• 📕 Клинические рекомендации Мигрень (сокращённый вариант)

     

    СМОТРЕТЬ ДРУГИЕ КЛИНИЧЕСКИЕ РЕКОМЕНДАЦИИ

     

    Год утверждения 2017

    Профессиональные ассоциации:

    • Всероссийское общество неврологов
    • Межрегиональная общественная организация «Российское общество по изучению головной боли»

     

    Оглавление

    1. Краткая информация
    2. Диагностика
    3. Лечение
    4. Реабилитация
    5. Профилактика
    6. Дополнительная информация

     

    1. Краткая информация

    1.1 Определение

    Мигрень – первичная приступообразная, односторонняя, продолжительностью 4-72 часа головная боль (ГБ) с повышенной чувствительностью к свету и звуку, тошнотой/рвотой.

     

    1.2 Этиология и патогенез

    Нейроваскулярное заболевание, у 60-70% больных наследуемое детерминированное нарушение регуляции тонуса мозговых сосудов.

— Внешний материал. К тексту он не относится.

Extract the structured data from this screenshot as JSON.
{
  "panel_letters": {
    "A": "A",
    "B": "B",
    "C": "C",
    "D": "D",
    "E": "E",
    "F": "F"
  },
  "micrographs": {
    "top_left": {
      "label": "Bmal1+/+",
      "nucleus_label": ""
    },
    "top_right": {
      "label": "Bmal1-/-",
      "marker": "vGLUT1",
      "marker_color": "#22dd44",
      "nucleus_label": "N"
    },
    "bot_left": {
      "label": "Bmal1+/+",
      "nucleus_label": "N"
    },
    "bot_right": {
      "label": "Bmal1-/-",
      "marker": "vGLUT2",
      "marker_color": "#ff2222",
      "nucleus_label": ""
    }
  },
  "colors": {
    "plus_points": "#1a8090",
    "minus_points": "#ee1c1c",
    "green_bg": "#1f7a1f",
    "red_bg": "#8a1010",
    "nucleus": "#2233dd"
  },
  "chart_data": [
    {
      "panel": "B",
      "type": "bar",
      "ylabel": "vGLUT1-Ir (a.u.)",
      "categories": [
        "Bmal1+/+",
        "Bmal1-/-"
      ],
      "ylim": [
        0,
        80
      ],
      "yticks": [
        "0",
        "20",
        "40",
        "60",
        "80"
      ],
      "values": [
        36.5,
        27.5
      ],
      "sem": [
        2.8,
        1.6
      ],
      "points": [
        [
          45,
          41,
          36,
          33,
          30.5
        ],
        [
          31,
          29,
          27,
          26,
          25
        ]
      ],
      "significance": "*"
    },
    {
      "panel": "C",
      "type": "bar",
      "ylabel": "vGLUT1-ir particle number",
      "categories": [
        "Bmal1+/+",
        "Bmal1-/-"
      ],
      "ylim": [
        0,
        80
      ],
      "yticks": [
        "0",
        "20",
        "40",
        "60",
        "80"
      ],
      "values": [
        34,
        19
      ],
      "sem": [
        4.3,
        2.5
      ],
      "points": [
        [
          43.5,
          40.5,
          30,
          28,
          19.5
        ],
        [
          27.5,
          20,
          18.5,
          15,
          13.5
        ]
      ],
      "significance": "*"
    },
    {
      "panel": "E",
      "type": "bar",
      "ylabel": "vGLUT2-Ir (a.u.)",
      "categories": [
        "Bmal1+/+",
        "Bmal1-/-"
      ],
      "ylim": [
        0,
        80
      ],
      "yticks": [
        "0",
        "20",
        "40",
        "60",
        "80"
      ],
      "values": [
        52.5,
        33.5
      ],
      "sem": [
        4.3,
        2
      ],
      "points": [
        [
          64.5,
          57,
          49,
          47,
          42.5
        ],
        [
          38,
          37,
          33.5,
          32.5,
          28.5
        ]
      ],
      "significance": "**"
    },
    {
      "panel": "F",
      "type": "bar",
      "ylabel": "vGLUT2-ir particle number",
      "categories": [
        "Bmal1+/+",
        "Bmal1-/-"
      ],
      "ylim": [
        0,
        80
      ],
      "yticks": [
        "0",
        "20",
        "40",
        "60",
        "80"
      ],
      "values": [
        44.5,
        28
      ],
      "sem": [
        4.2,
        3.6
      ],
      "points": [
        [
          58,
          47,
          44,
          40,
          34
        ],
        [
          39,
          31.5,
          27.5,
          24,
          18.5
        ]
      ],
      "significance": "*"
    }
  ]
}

    Мигренозная аура обусловлена волной деполяризации нейронов (возбуждения) от зрительной коры к соматосенсорной и лобно-височной областям.

     

    1.3 Эпидемиология

    Распространённость:

    • 14% (17% женщины и 8% мужчины) в Европе и США;
    • 20.8% в РФ (исследование 2009–2011гг);
    • 15.9% (без ауры 13.5%, с аурой 2.4%) в РФ.

     

    1.4 Течение заболевания

    Обычно дебют до 20-летия.

    В детском возрасте чаще встречается у мальчиков.

    Взрослые женщины болеют в 2.5–3 раза чаще.

    В 35-45 лет частота и интенсивность приступов достигает максимума.

    После 55-60 лет приступы могут прекратиться.

     

    1.5 Провоцирующие факторы

    • психологические: стресс, тревога, депрессия, усталость, расслабление после стресса;
    • погодные изменения;
    • гормональные: менструация, овуляция, ЗГТ эстрогенами, КОК;
    • диетические: голод, сыр, шоколад, орехи, копчёности, куриная печень, авокадо, цитрусы, кофеин-содержащие;
    • алкоголь (особенно красное вино);
    • недостаток или избыток ночного сна;
    • другие: духота, физическая нагрузка, зрительные стимулы (яркий или мерцающий свет), шум, пребывание на высоте.

     

    1.6 Кодирование по МКБ-10

    G43.0 - Мигрень без ауры [простая мигрень]

    G43.1 - Мигрень с аурой [классическая мигрень]

    G43.10 - Мигрень с типичной аурой

    G43.10 - Типичная аура с ГБ

    G43.104 - Типичная аура без ГБ

    G43.103 - Мигрень со стволовой аурой

    G43.105 - Гемиплегическая мигрень

    G43.105 - Семейная гемиплегическая мигрень

    G43.105 - Спорадическая гемиплегическая мигрень

    G43.81 - Ретинальная мигрень

    G43.3 - Хроническая мигрень

    G43.3 - Осложнения мигрени

    G43.2 - Мигренозный статус

    G43.3 - Персистирующая аура без инфаркта

    G43.3 - Мигренозный инфаркт

    G43.3 - Эпилептический припадок, вызванный мигренозной аурой

    G43.82 - Эпизодические синдромы, которые могут сочетаться с мигренью

    G43.83 - Возможная мигрень

    G44.4 - ГБ, вызванная применением лекарственных средств.

     

    1.7 Классификация

    Международная классификация расстройств, сопровождающихся головной и лицевой болью (третий пересмотр) (МКГБ-3 бета).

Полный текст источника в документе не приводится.